The young man managed a crooked smile and moved aside to let him in. “All right, but you enter at your peril.”

Once he was inside, Brandon saw what he meant. A cloak of hot, rancid air closed around him. The apartment was even worse than he remembered. Food-crusted dishes, bits of computers, tangled cables and splayed books littered every surface, including the floor. Dylan kicked a path through to what had presumably once been a kitchen, although dismantled computers sat on the counters and stove top and the table was covered with papers. Dylan pushed these aside to clear a space for Brandon's laptop.

“I've been pretty much holed up here for the past month,” he chattered, as if to hide his nerves. “My advisor wants the first draft before Christmas! This is my third extension, and I'm not coming this far just to get thrown out on a technicality.”

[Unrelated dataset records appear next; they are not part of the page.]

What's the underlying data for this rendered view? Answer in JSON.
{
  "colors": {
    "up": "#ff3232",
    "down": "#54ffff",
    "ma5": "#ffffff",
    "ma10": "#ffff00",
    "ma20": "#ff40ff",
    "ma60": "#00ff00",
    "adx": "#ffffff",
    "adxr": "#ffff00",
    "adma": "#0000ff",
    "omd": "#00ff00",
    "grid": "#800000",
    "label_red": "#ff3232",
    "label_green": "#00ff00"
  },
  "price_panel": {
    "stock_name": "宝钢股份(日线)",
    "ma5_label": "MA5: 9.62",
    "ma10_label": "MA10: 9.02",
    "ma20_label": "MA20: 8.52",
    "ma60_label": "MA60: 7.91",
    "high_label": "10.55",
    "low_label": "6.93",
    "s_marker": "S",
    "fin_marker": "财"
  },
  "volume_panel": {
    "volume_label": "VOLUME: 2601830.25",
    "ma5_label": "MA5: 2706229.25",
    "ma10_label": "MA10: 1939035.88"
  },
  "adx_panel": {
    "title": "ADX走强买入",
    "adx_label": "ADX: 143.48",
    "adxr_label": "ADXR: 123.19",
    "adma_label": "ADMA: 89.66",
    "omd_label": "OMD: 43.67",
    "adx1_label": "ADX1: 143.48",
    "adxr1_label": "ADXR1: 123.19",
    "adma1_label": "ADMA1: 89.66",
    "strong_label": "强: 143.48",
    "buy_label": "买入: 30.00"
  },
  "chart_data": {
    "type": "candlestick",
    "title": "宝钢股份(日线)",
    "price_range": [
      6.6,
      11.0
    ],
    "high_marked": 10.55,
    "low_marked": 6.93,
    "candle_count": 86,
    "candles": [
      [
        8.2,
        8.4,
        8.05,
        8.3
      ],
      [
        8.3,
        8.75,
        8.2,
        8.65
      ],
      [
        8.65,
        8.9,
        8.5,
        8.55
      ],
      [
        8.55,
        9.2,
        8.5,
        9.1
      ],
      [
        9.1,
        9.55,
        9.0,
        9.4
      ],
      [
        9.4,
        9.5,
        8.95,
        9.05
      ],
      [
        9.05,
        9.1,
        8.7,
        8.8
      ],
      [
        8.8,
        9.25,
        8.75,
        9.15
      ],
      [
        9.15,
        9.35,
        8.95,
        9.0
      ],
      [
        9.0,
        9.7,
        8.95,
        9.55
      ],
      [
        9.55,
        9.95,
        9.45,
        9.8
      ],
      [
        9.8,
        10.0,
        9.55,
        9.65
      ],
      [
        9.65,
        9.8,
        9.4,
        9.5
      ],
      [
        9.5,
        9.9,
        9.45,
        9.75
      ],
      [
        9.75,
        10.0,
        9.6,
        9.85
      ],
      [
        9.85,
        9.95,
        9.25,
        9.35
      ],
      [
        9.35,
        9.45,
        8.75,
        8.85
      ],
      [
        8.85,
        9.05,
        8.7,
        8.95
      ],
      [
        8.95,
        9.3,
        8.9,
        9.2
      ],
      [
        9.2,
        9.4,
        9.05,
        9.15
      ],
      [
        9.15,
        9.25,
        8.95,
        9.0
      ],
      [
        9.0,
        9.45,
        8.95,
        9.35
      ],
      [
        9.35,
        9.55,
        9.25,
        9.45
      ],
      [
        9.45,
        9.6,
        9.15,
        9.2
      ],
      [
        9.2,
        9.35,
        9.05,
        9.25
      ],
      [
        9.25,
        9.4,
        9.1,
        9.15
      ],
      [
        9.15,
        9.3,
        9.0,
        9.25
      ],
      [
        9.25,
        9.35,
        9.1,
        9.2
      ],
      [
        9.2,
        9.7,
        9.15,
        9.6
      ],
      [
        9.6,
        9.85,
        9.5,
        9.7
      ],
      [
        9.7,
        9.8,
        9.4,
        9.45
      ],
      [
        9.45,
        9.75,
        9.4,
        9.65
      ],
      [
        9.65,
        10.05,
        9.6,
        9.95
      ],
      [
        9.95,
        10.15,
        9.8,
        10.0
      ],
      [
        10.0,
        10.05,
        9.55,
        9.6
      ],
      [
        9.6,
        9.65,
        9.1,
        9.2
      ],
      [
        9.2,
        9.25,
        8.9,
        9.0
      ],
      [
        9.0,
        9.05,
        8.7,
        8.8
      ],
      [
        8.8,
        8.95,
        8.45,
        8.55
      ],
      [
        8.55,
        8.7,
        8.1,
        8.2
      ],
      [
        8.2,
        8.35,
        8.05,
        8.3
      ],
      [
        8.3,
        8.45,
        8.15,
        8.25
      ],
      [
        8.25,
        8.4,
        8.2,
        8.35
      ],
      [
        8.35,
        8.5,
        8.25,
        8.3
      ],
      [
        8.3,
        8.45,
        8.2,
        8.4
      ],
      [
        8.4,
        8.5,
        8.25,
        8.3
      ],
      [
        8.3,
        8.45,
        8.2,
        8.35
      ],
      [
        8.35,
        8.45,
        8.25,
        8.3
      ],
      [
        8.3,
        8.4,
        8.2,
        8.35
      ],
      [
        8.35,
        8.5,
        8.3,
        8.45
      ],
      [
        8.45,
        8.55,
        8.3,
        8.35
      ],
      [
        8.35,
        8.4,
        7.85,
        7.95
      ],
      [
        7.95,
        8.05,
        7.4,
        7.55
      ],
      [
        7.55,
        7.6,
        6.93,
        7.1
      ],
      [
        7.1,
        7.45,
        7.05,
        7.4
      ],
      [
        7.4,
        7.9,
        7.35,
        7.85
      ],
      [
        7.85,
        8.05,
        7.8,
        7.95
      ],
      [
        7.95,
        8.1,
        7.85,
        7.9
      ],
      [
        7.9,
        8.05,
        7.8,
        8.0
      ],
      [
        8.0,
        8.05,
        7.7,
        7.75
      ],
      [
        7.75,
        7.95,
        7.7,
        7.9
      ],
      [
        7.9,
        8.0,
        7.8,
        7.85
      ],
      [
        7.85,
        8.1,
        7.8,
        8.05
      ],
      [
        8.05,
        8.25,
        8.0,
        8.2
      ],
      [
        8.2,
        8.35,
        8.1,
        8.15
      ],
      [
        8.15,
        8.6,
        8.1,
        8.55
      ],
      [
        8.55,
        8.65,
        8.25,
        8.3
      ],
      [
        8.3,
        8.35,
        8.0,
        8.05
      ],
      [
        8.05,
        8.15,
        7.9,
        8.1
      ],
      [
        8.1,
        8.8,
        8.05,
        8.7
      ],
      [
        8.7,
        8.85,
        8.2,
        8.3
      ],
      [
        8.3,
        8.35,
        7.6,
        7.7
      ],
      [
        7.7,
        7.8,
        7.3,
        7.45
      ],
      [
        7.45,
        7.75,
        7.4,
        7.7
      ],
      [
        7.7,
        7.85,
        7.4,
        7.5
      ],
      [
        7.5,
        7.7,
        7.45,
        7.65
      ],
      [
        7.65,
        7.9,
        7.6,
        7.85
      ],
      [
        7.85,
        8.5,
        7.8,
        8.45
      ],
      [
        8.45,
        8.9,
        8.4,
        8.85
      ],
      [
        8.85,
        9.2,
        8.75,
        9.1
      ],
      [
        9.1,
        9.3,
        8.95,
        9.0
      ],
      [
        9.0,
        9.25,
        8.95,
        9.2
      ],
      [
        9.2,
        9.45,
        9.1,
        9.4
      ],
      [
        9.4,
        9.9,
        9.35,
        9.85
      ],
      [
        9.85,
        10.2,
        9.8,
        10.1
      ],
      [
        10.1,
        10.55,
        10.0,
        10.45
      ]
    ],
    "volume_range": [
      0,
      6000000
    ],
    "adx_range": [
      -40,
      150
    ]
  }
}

“It shouldn't take long, and I'll make it worth your while.”

“Yeah, yeah, it's okay. This way, maybe I'll get to eat tonight.” He took Brandon's laptop and with expert fingers booted it up. “So what's the problem?”

“Can you trace the origin of an email?”

“You mean the source computer?”

“No, I mean the physical location of the person.”

Dylan looked surprised. “Depends. Sometimes it's tricky, but I can give it a try this evening.”

“Could you please do it now?”

Dylan grabbed his hank of hair and pulled it back into an elastic. “No, I've got a couple of things in the pipe already. Just leave it with me and I'll call you. I'll have the source ISP number, owner information, whatever you need.”

Brandon glanced at his watch. Three o'clock. He cursed his forced inaction. “How long?”

“Nine o'clock, latest.”

He could have taken the laptop elsewhere, but it might take hours to find someone else to do the job faster. In the end, he booted up his email program and opened Meredith's single email reply. Sitting alone on the screen, surrounded by the clutter and decay of the kitchen, it looked both poignant and sinister. Dylan, however, barely gave the email a second glance as he took down Brandon's passwords and contact information.